Three out of four teenagers aren’t getting enough sleep, and the gap has been widening
STUDY: Widome R et al, Pediatrics 2026;157(6):
STUDY TYPE: Cross-sectional survey study
FUNDING: National Institute on Drug Abuse; Eunice Kennedy Shriver National Institute of Child Health and Human Development
Background
Most teenagers don’t get the 8–10 hours of sleep per night that the American Academy of Sleep Medicine recommends. The most recent data tells us teen sleep declined from from 1991 to 2012. This study extends that analysis to 2023.
The Study
- 401,160 students in grades 8, 10, and 12 surveyed annually from 1991 to 2023, drawn from the nationally representative Monitoring the Future study.
- Two self-reported sleep measures: whether teens got at least 7 hours per night, and whether they felt they got enough sleep.
- Outcomes were analyzed by age, time period, birth cohort, and demographic subgroup.
Results
The sleep decline didn’t end. In 2021–2023, the share of teens getting 7 or more hours of sleep per night was the lowest ever recorded at every age, ranging from 37% among 12- to 13-year-olds to just 22% among 18- to 19-year-olds. Those numbers look bad against the 8–10-hour recommendation.
The racial gap widened sharply.
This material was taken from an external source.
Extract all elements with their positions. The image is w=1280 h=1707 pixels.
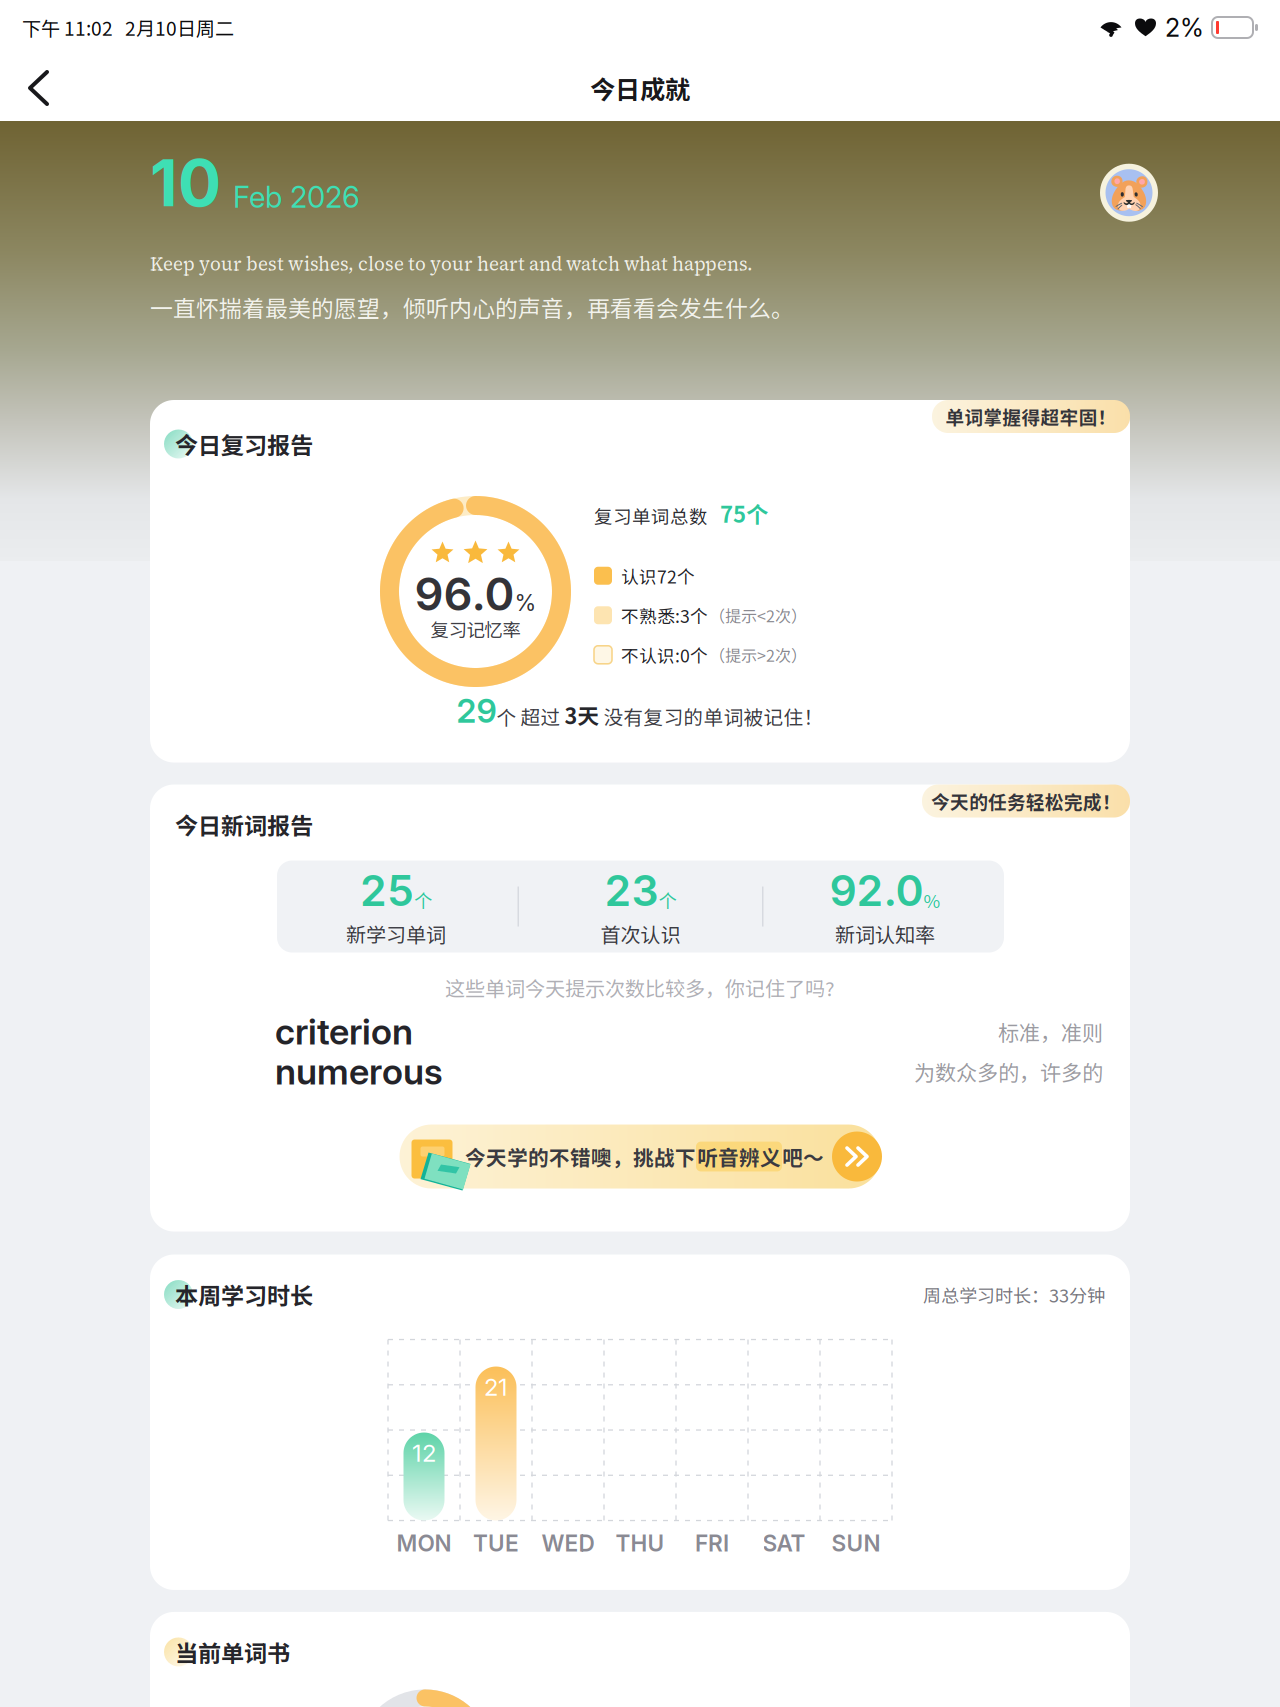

In 1991–1995, Black and white adolescents were equally likely to report 7 or more hours of sleep per night (odds ratio 0.99). By 2021–2023, Black teens were 21% less likely to report that. Hispanic and Latino teens showed a similar trend.
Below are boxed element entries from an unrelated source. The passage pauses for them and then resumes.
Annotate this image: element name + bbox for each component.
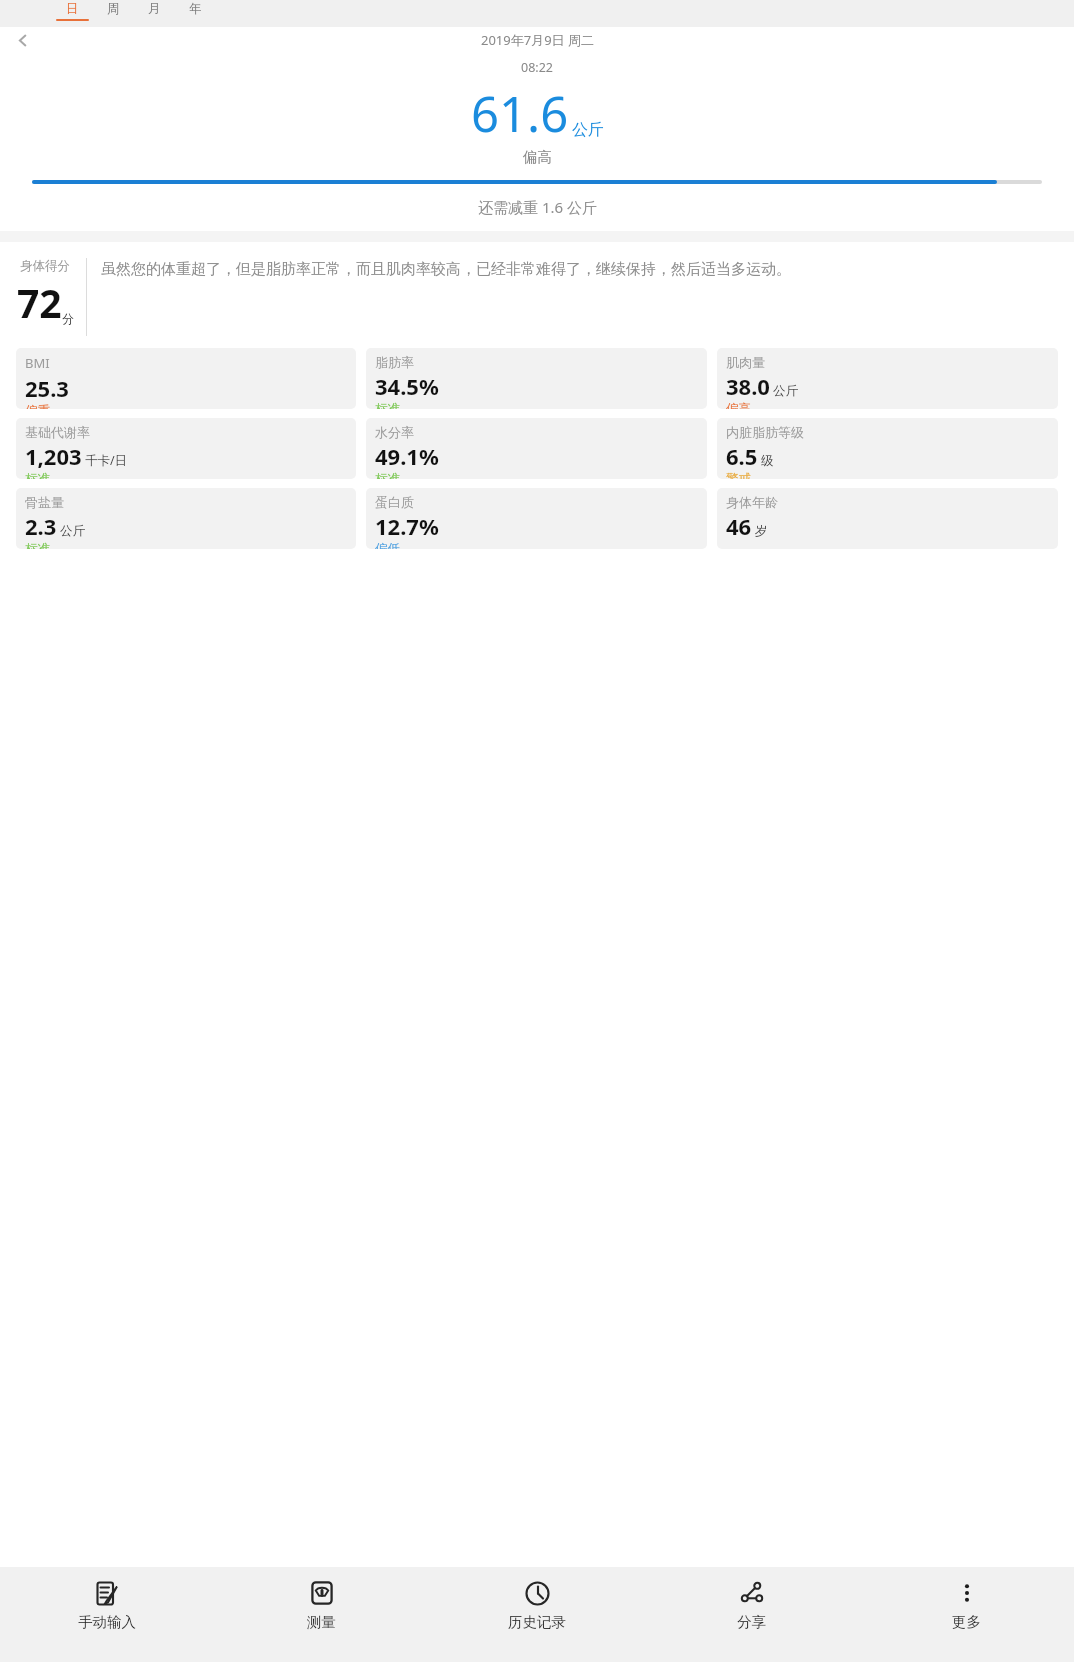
staticText: 周: [107, 1, 120, 17]
staticText: 6.5: [726, 441, 758, 471]
button[interactable]: 手动输入: [0, 1567, 214, 1662]
staticText: 34.5%: [375, 371, 439, 401]
button[interactable]: 身体年龄: [717, 488, 1058, 549]
staticText: 测量: [307, 1613, 336, 1631]
staticText: 46: [726, 511, 752, 541]
button[interactable]: More: [859, 1567, 1074, 1662]
staticText: 月: [148, 1, 161, 17]
button[interactable]: 日: [52, 0, 92, 27]
staticText: 61.6: [471, 80, 569, 147]
staticText: 警戒: [726, 471, 751, 479]
staticText: 脂肪率: [375, 354, 414, 370]
staticText: 水分率: [375, 424, 414, 440]
staticText: 2019年7月9日 周二: [481, 31, 594, 49]
staticText: 公斤: [572, 120, 604, 140]
button[interactable]: 月: [134, 0, 174, 27]
staticText: 标准: [25, 471, 50, 479]
button[interactable]: 年: [175, 0, 215, 27]
staticText: 还需减重 1.6 公斤: [478, 197, 597, 217]
staticText: 公斤: [773, 383, 798, 399]
staticText: 内脏脂肪等级: [726, 424, 804, 440]
staticText: 身体年龄: [726, 494, 778, 510]
button[interactable]: Back: [8, 27, 36, 53]
button[interactable]: 肌肉量: [717, 348, 1058, 409]
button[interactable]: 测量: [214, 1567, 429, 1662]
staticText: 岁: [755, 523, 768, 539]
staticText: 偏低: [375, 541, 400, 549]
staticText: 标准: [25, 541, 50, 549]
staticText: 1,203: [25, 441, 82, 471]
button[interactable]: 骨盐量: [16, 488, 356, 549]
staticText: 49.1%: [375, 441, 439, 471]
button[interactable]: 历史记录: [429, 1567, 644, 1662]
staticText: 骨盐量: [25, 494, 64, 510]
staticText: 身体得分: [20, 258, 70, 274]
staticText: BMI: [25, 354, 50, 372]
button[interactable]: 周: [93, 0, 133, 27]
staticText: 偏高: [726, 401, 751, 409]
staticText: 12.7%: [375, 511, 439, 541]
staticText: 偏重: [25, 403, 50, 409]
staticText: 历史记录: [508, 1613, 566, 1631]
staticText: 38.0: [726, 371, 770, 401]
staticText: 虽然您的体重超了，但是脂肪率正常，而且肌肉率较高，已经非常难得了，继续保持，然后…: [101, 260, 1060, 279]
staticText: 公斤: [60, 523, 85, 539]
other: More: [955, 1581, 979, 1605]
staticText: 08:22: [521, 59, 553, 76]
staticText: 肌肉量: [726, 354, 765, 370]
button[interactable]: 基础代谢率: [16, 418, 356, 479]
button[interactable]: 蛋白质: [366, 488, 707, 549]
staticText: 分: [62, 311, 74, 326]
staticText: 蛋白质: [375, 494, 414, 510]
staticText: 2.3: [25, 511, 57, 541]
staticText: 72: [17, 276, 62, 329]
button[interactable]: BMI: [16, 348, 356, 409]
staticText: 标准: [375, 401, 400, 409]
button[interactable]: 内脏脂肪等级: [717, 418, 1058, 479]
button[interactable]: 分享: [644, 1567, 859, 1662]
staticText: 偏高: [523, 148, 552, 166]
staticText: 级: [761, 453, 774, 469]
staticText: 日: [66, 1, 79, 17]
button[interactable]: 脂肪率: [366, 348, 707, 409]
button[interactable]: 水分率: [366, 418, 707, 479]
staticText: 千卡/日: [85, 452, 128, 469]
staticText: 分享: [737, 1613, 766, 1631]
staticText: 年: [189, 1, 202, 17]
staticText: 更多: [952, 1613, 981, 1631]
staticText: 25.3: [25, 373, 69, 403]
staticText: 标准: [375, 471, 400, 479]
staticText: 基础代谢率: [25, 424, 90, 440]
staticText: 手动输入: [78, 1613, 136, 1631]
Socioeconomic gaps grew too. By 2021–2023, teens with at least one college-educated parent had 57% greater odds of getting 7 or more hours of sleep compared to those without.
Practice Implications
- Sleep deprivation causes or worsens: ADHD, depression, anxiety, bipolar…. likely every psych disorder is affected.
- Sleep apnea is on the rise in teens as well, driven in part by obesity.
- Many teens are night owls and can benefit from blue light blocking glasses at night and dawn simulators in morning.